En tout cas, pris de cours par le nombre des manifestants, les organisateurs ont été littéralement noyés dans leurs rangs. D'autant que la grande majorité des participants semblent être venus spontanément. Parmi eux, on pouvait remarquer en particulier une proportion importante de très jeunes, dont beaucoup étaient venus par classes entières de lycées situés aux quatre coins du pays. On pouvait également noter une forte proportion de gens issus des classes moyennes, de ces électeurs " flottants " invoqués tant de fois par Blair pour justifier ses dérives réactionnaires, au nom de la nécessité de gagner leurs voix - preuve qu'il y a des dérives réactionnaires dont ces électeurs ne veulent pas !

Enfin, une bonne moitié de la manifestation était constituée de gens modestes, travailleurs, chômeurs ou retraités, venus exprimer leur indignation au moins autant face à la menace de guerre elle-même que face à l'arrogance d'un gouvernement qui depuis des mois méprise le fait que la majorité de l'opinion soit opposée à sa politique. C'est cette indignation que reflétaient les dizaines de milliers de pancartes confectionnées à la main par les manifestants.

Pendant ce temps, à Glasgow, Blair avait avancé de quatre heures le discours qu'il devait faire devant la conférence du Parti Travailliste écossais - ceci afin d'éviter le rassemblement prévu devant le hall de conférence à l'heure officielle de son discours. Inutile de dire que la centaine de milliers de manifestants qui se rassemblèrent à l'heure dite apprécièrent à sa juste valeur le courage de ce politicien prêt à faire couler le sang de la population irakienne sous prétexte que " débarrasser le monde de Saddam Hussein sera un acte humanitaire ", mais pas prêt à affronter une opinion qui conteste ses engagements bellicistes !

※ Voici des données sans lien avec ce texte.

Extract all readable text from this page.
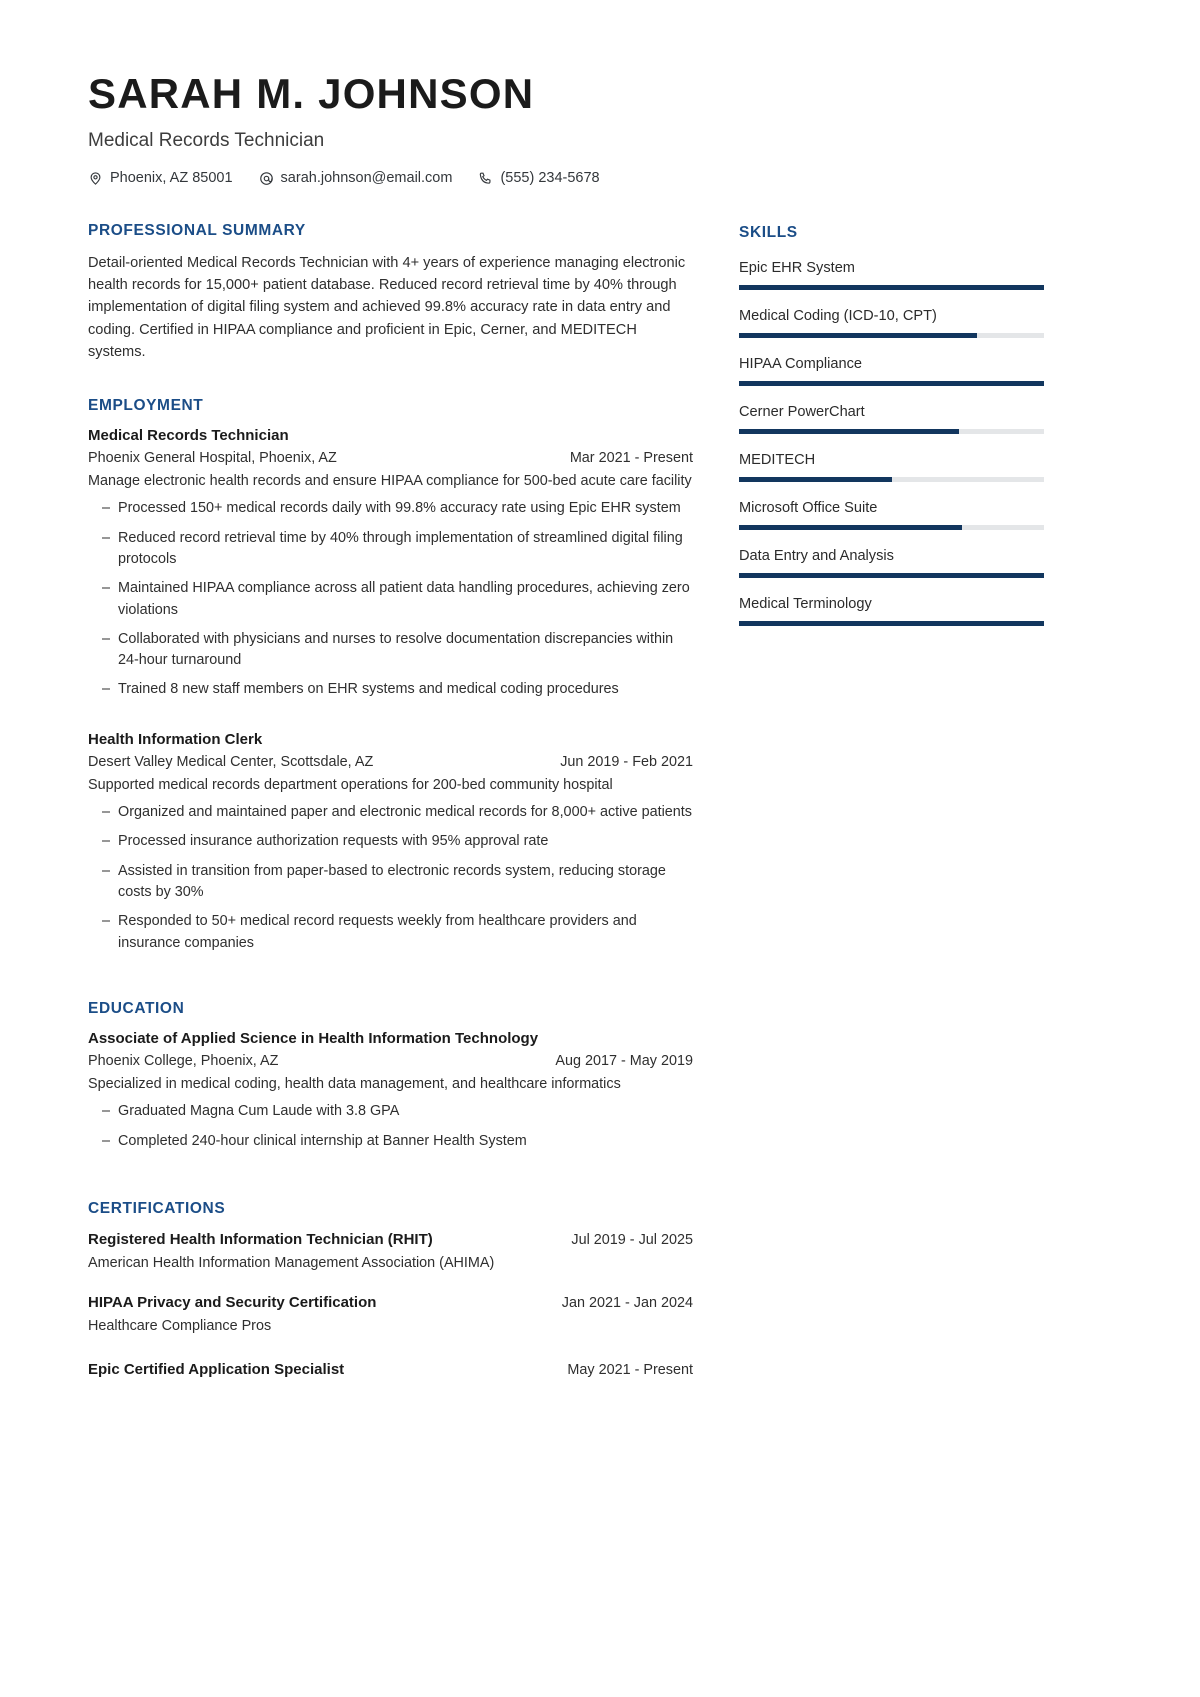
SARAH M. JOHNSON
Medical Records Technician
Phoenix, AZ 85001	sarah.johnson@email.com	(555) 234-5678
PROFESSIONAL SUMMARY

Detail-oriented Medical Records Technician with 4+ years of experience managing electronic health records for 15,000+ patient database. Reduced record retrieval time by 40% through implementation of digital filing system and achieved 99.8% accuracy rate in data entry and coding. Certified in HIPAA compliance and proficient in Epic, Cerner, and MEDITECH systems.

EMPLOYMENT
Medical Records Technician
Phoenix General Hospital, Phoenix, AZ	Mar 2021 - Present
Manage electronic health records and ensure HIPAA compliance for 500-bed acute care facility
– Processed 150+ medical records daily with 99.8% accuracy rate using Epic EHR system
– Reduced record retrieval time by 40% through implementation of streamlined digital filing protocols
– Maintained HIPAA compliance across all patient data handling procedures, achieving zero violations
– Collaborated with physicians and nurses to resolve documentation discrepancies within 24-hour turnaround
– Trained 8 new staff members on EHR systems and medical coding procedures
Health Information Clerk
Desert Valley Medical Center, Scottsdale, AZ	Jun 2019 - Feb 2021
Supported medical records department operations for 200-bed community hospital
– Organized and maintained paper and electronic medical records for 8,000+ active patients
– Processed insurance authorization requests with 95% approval rate
– Assisted in transition from paper-based to electronic records system, reducing storage costs by 30%
– Responded to 50+ medical record requests weekly from healthcare providers and insurance companies
EDUCATION
Associate of Applied Science in Health Information Technology
Phoenix College, Phoenix, AZ	Aug 2017 - May 2019
Specialized in medical coding, health data management, and healthcare informatics
– Graduated Magna Cum Laude with 3.8 GPA
– Completed 240-hour clinical internship at Banner Health System
CERTIFICATIONS
Registered Health Information Technician (RHIT)	Jul 2019 - Jul 2025
American Health Information Management Association (AHIMA)
HIPAA Privacy and Security Certification	Jan 2021 - Jan 2024
Healthcare Compliance Pros
Epic Certified Application Specialist	May 2021 - Present
SKILLS
Epic EHR System
Medical Coding (ICD-10, CPT)
HIPAA Compliance
Cerner PowerChart
MEDITECH
Microsoft Office Suite
Data Entry and Analysis
Medical Terminology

Après cette journée du 15 février, personne ne peut contester aujourd'hui l'opposition de l'opinion publique britannique à la menace de guerre contre l'Irak. Blair lui-même s'en garde bien. Change-t-il de politique ? Il n'en est pas question. Tout au plus se contente-t-il d'envoyer des messages contradictoires - mais ce n'est pas nouveau - tantôt insistant sur la nécessité de chercher une " solution dans le cadre de l'ONU ", formule suffisamment floue pour se prêter à toutes les interprétations, et tantôt renchérissant sur la rhétorique guerrière de Bush.

Car Blair sait que le courant pacifiste qu'il a face à lui n'a rien d'homogène. Une partie de ce courant est bien plus inspirée par l'anti-américanisme, l'isolationisme et surtout de profondes illusions dans la " neutralité " de l'ONU, que par un rejet réel de la politique prédatrice de l'impérialisme britannique à l'égard des pays pauvres. Et c'est ce qui marque les limites de ce mouvement dans l'état actuel des choses, quel que soit par ailleurs le degré de mobilisation qu'il a réussi à entraîner.

Cela dit, quoique puisse en dire Blair, cette mobilisation a été un désaveu sans appel dont l'impact peut se révéler profond car, à en juger par les réactions enthousiastes dans les entreprises le lendemain, il va bien au-delà de ceux qui y ont participé. Du coup, il est possible qu'en renforçant le moral d'une partie de la population face à Blair et à sa politique, en particulier parmi les jeunes et les travailleurs, ce 15 février contribue à leur faire prendre conscience de la force collective qu'ils représentent, et les convainque du fait qu'à défaut de pouvoir empêcher cette sale guerre, ils peuvent peut-être forcer Blair à remballer ses missiles et bien d'autres choses encore.